Again, I want to emphasize that these concepts can be useful. The widespread sense that they put a name on things many had been struggling to categorize or desperately needed to implement is why they have become so ubiquitous. But these particular kind of pop culture therapy terms, which often spread via social media, can also reinforce what I see as a broader trend of Main Character syndrome, itself so often manifesting on social media: The positioning of oneself as the protagonist of the one and only story; a turn inward to one’s own desires, thoughts, and feelings, not just to the exclusion of others’ feelings and desires (although that, too) but to the point of flattening others down into supporting actors in your own personal psychodrama. If your friend is in crisis, the question is whether you feel you have the emotional capacity to support them; do you want to continue investing in this season of your friendship? If a relationship with a loved one is strained, the question is whether that relationship still adequately serves you; if that relationship is difficult but not abusive, the question is whether the other person is toxic enough to merit you going no-contact. If you are party to a conflict, the question is not how two different people with two different histories and two different perspectives and inner lives may understand the same conversation differently; it’s whether the other person is gaslighting you.

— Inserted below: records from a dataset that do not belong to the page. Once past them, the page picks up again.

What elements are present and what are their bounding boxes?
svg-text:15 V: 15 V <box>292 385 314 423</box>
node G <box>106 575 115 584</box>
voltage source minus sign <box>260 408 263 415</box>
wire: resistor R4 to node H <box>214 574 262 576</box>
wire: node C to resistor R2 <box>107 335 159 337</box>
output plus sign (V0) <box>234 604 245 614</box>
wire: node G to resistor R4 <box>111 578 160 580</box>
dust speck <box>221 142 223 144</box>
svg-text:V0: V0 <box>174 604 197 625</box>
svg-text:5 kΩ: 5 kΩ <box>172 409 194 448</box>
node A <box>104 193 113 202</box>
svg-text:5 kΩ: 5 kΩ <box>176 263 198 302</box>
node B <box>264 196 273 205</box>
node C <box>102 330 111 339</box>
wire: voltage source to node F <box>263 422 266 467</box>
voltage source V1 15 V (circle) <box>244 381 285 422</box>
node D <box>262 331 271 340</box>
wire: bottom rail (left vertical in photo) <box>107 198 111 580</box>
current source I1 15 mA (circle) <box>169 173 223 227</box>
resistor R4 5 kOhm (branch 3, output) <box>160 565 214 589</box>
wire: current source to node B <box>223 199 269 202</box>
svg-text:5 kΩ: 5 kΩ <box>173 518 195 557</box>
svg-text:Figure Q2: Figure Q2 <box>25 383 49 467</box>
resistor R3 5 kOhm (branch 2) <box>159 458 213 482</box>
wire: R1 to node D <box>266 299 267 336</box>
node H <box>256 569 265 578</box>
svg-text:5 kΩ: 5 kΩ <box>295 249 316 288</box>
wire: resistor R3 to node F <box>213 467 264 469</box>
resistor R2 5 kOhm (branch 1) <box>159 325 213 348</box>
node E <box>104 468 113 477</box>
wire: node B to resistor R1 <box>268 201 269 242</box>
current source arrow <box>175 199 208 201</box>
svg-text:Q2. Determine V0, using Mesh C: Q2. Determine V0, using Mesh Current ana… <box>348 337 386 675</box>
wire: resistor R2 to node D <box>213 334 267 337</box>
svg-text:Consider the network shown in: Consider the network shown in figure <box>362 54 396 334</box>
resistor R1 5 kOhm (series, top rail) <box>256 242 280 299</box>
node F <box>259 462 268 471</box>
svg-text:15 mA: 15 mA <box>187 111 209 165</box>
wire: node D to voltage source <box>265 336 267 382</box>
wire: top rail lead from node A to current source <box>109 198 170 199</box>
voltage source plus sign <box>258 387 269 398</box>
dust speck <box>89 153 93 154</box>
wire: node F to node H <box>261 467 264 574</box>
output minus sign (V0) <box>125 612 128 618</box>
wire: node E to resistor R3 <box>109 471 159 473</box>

These are not bad questions to ask, when balanced with other questions and concerns. But “how does this affect me, the person who is obviously the good guy, and the sole arbiter of the truth?” cannot be the beginning, middle, and end of the story.
A big part of what troubles me about our current Tik-Tok-psychology moment is that much of the viral therapy advice seems to feed into the fundamental attribution error: The idea that you are a complex person with complex motivations and a complex inner life whose actions are often influenced by factors outside of your control, while other people are simply who they are, and who they are is either good or bad, affirming or toxic. You were late to your friend’s birthday dinner because there was unforeseeable traffic; your friend was late to yours because, as usual, they are a selfish person and they don’t value your time. You said a clumsy thing to a younger colleague and because you are a good person you have pledged to learn and do better; your older colleague made an insensitive remark because she’s just toxic, and her response was a classic deflection.
In other words: You are fundamentally just this way. I, on the other hand, am a complicated creature responding to my circumstances.
When we are handed pop-therapy tools that are less about introspection than isolation — less about going deep and honestly reflecting about our flawed, biased, imperfect selves, more about fending off imperfect others — we feed into this fallacy that we are emotionally complex, while others who do not accord to our desires are fundamentally bad. This does not teach us how to be a person in the world. It is a recipe for a very self-righteous kind of loneliness.